This remains to be tested.
An alternative interpretation for the preference for the CS+HF over the
CS+HC is that satiety feedback does not directly affect postingestive
reinforcement but influences flavor preference via a separate
conditioning process. In particular, Warwick and Weingarten (27) proposed that two-bottle choice behavior is the
outcome of the opposing effects of positive reinforcement and
anticipated (learned) satiation. (They, in fact, used the term satiety,
but were referring to the learned control of meal size that, according to present usage, refers to satiation.) In fact, the HC and HF diets
had similar satiation effects, i.e., CS+HC and CS+HF bout sizes were
similar, but differed in their satiety effects, i.e., bout frequencies
were higher with the CS+HF than with the CS+HC. Conceivably, the rats
learned to anticipate the reduced satiety effect of the HF diet by
increasing their bout frequency, which led to the CS+HF preference in
the two-bottle tests. Whether satiety feedback affected preference
directly or via postingestive reinforcement cannot be determined given
the present data, although conditioned increases in bout frequency have
not, to our knowledge, been directly demonstrated.

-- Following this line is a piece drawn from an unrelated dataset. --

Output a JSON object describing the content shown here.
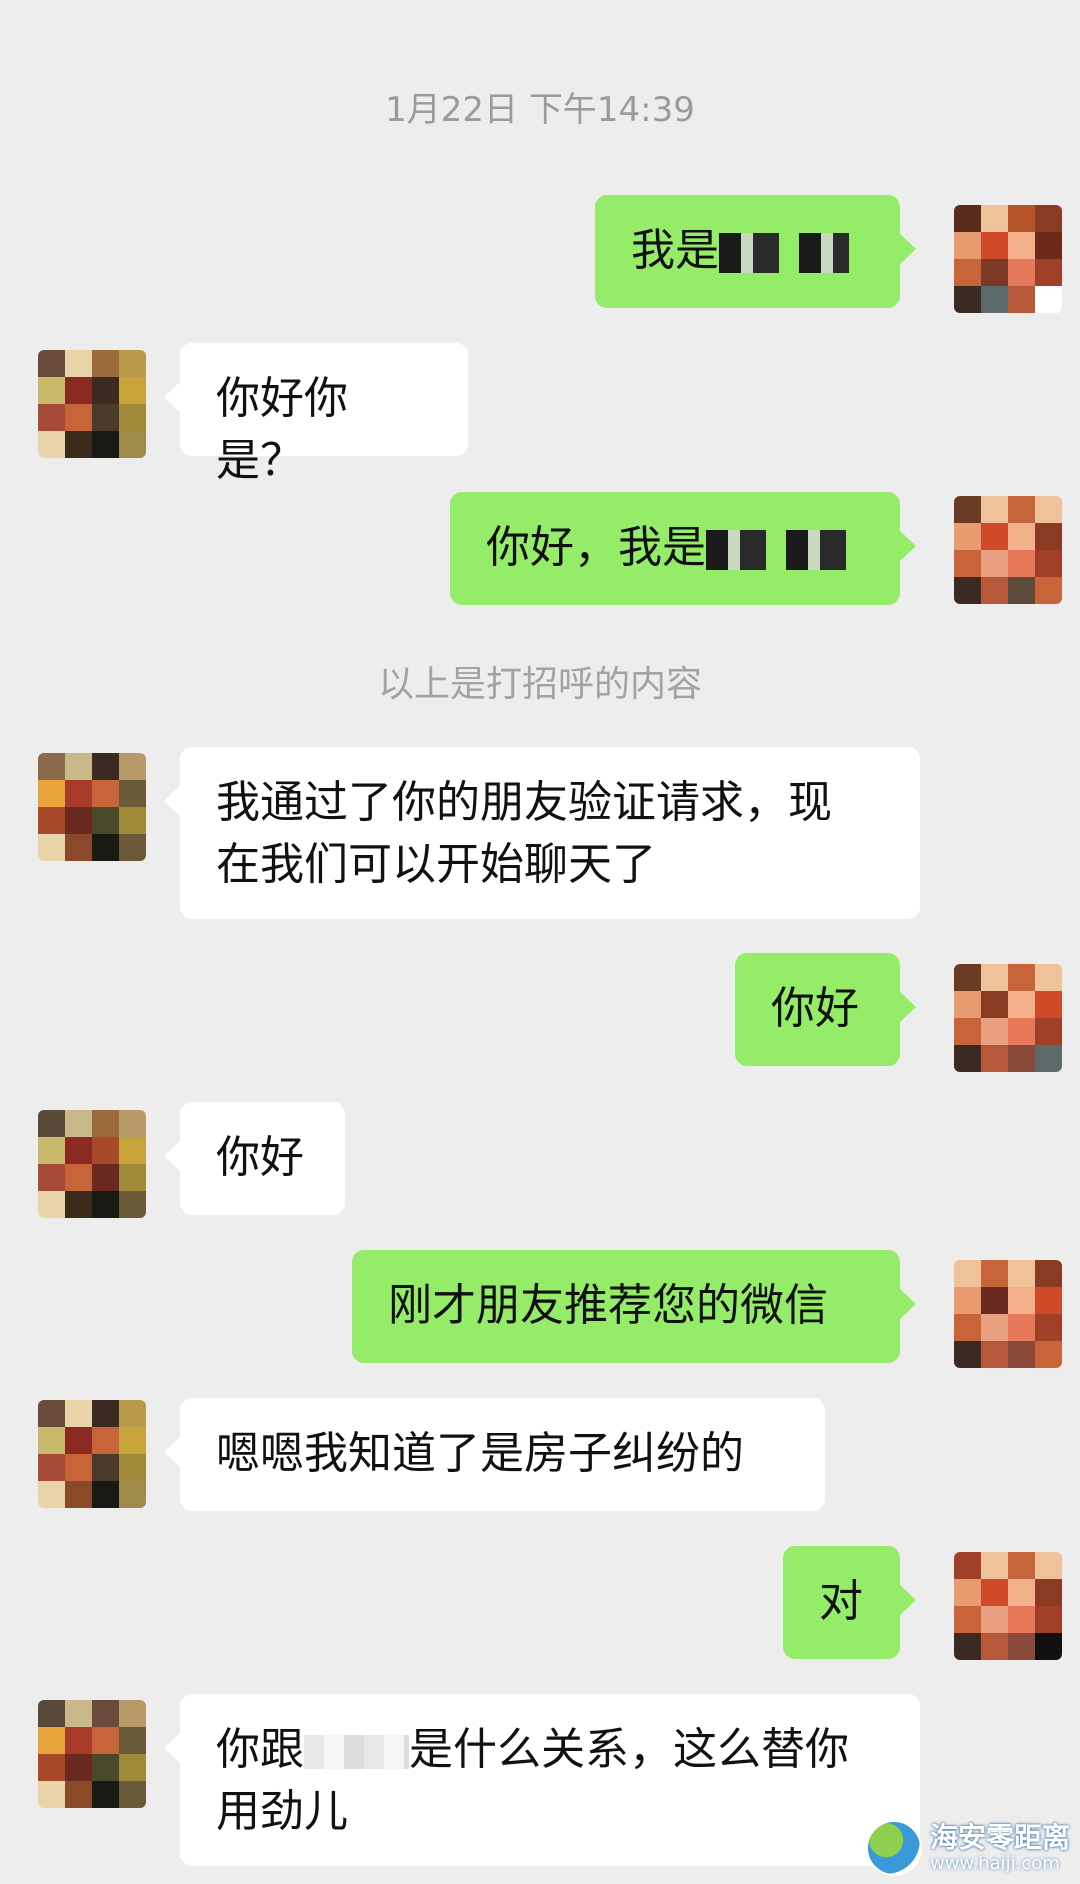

Hyperphagic, reinforcing, and satiating effects of HF and HC diets. The finding that HF infusions conditioned a stronger preference than did isocaloric HC diet infusions raises the possibility that HF hyperphagia occurs, at least in part, because HF diets have stronger positive postingestive actions than do HC diets. That the postingestive reinforcing effects of nutrients can actually stimulate consumption is demonstrated by reports that rats increase their daily intake of flavored solutions paired with intragastric carbohydrate infusions rather than water (16). Note though that dilute fat infusions are less effective than isocaloric carbohydrate infusions in stimulating flavor acceptance (17), which is consistent with their reduced ability to condition a flavor preference. More concentrated infusions do not increase total intake, but they may have a stimulatory effect that is obscured by the satiating actions of the nutrient infusions (16). In theory, the nutrient's reinforcing action may counteract its satiating action such that the net inhibitory effect on intake is reduced. The present results, however, indicate that the reinforcing effect of the HF diet was not highly correlated with the degree of hyperphagia seen with the diets. This is illustrated in Fig. 5, which plots HF diet overconsumption in one-bottle training as a function of CS+HF preference in two-bottle tests, relative to the HC diet and CS+HC, respectively. The overall correlation using the data from expts 1, 2, and 4 was only 0.057. The r2 values obtained in the individual experiments were 0.090, 0.031, and 0.279, none of which were significant. (Data from expt 3 were not included because the diet infusions were restricted.) This analysis suggests that the hyperphagic response to the HF diet was not primarily a result of the diet's postingestive reinforcing action.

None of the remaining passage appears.